- Film poster
- Directed by: Kantemir Balagov
- Written by: Kantemir Balagov; Anton Yarush;
- Produced by: Nikolay Yankin; Alexander Sokurov;
- Starring: Darya Zhovner
- Cinematography: Artem Emelyanov
- Edited by: Kantemir Balagov
- Release date: 24 May 2017 (Cannes);
- Running time: 118 minutes
- Country: Russia
- Languages: Russian; Kabardian;
- Box office: $184,008

= Closeness (film) =

2017 film

Closeness (Теснота) is a 2017 Russian drama film directed by Kantemir Balagov, in his feature film debut. It was selected to compete in the Un Certain Regard section at the 2017 Cannes Film Festival.

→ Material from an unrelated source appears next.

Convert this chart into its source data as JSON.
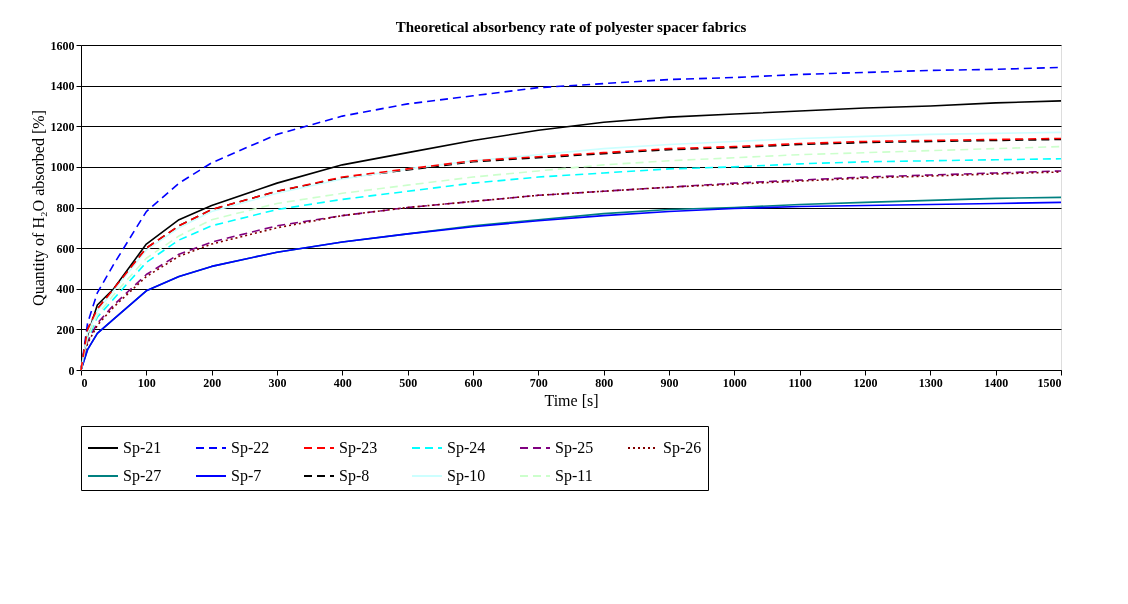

At Cannes, it won the FIPRESCI Prize in the Un Certain Regard section.

==Plot==
In 1998 at Nalchik, 24-year-old Ilana (Zhovner) works in her father's garage to help him make ends meet. One evening, her extended family and friends gather to celebrate the engagement of her younger brother David. Later that night, the young couple is kidnapped, and a ransom demand delivered.

==Cast==
- Darya Zhovner as Ilana
- Olga Dragunova as Adina
- Artem Tsypin as Avi
- Nazir Zhukov as Zalim
- Veniamin Katz as David
- Michail Amburg as Moshe

==Reception==
===Box office===
Closeness grossed $184,008 worldwide.
===Critical response===
On review aggregator Rotten Tomatoes, the film holds an approval rating of 87% based on 15 reviews, with an average rating of 7.9/10. On Metacritic, the film has a weighted average score of 53 out of 100 based on 8 critics, indicating "mixed or average reviews". The film was criticized by some critics for its use of documentary video footage of the torture and killing of Russian soldiers from the Tukhchar massacre.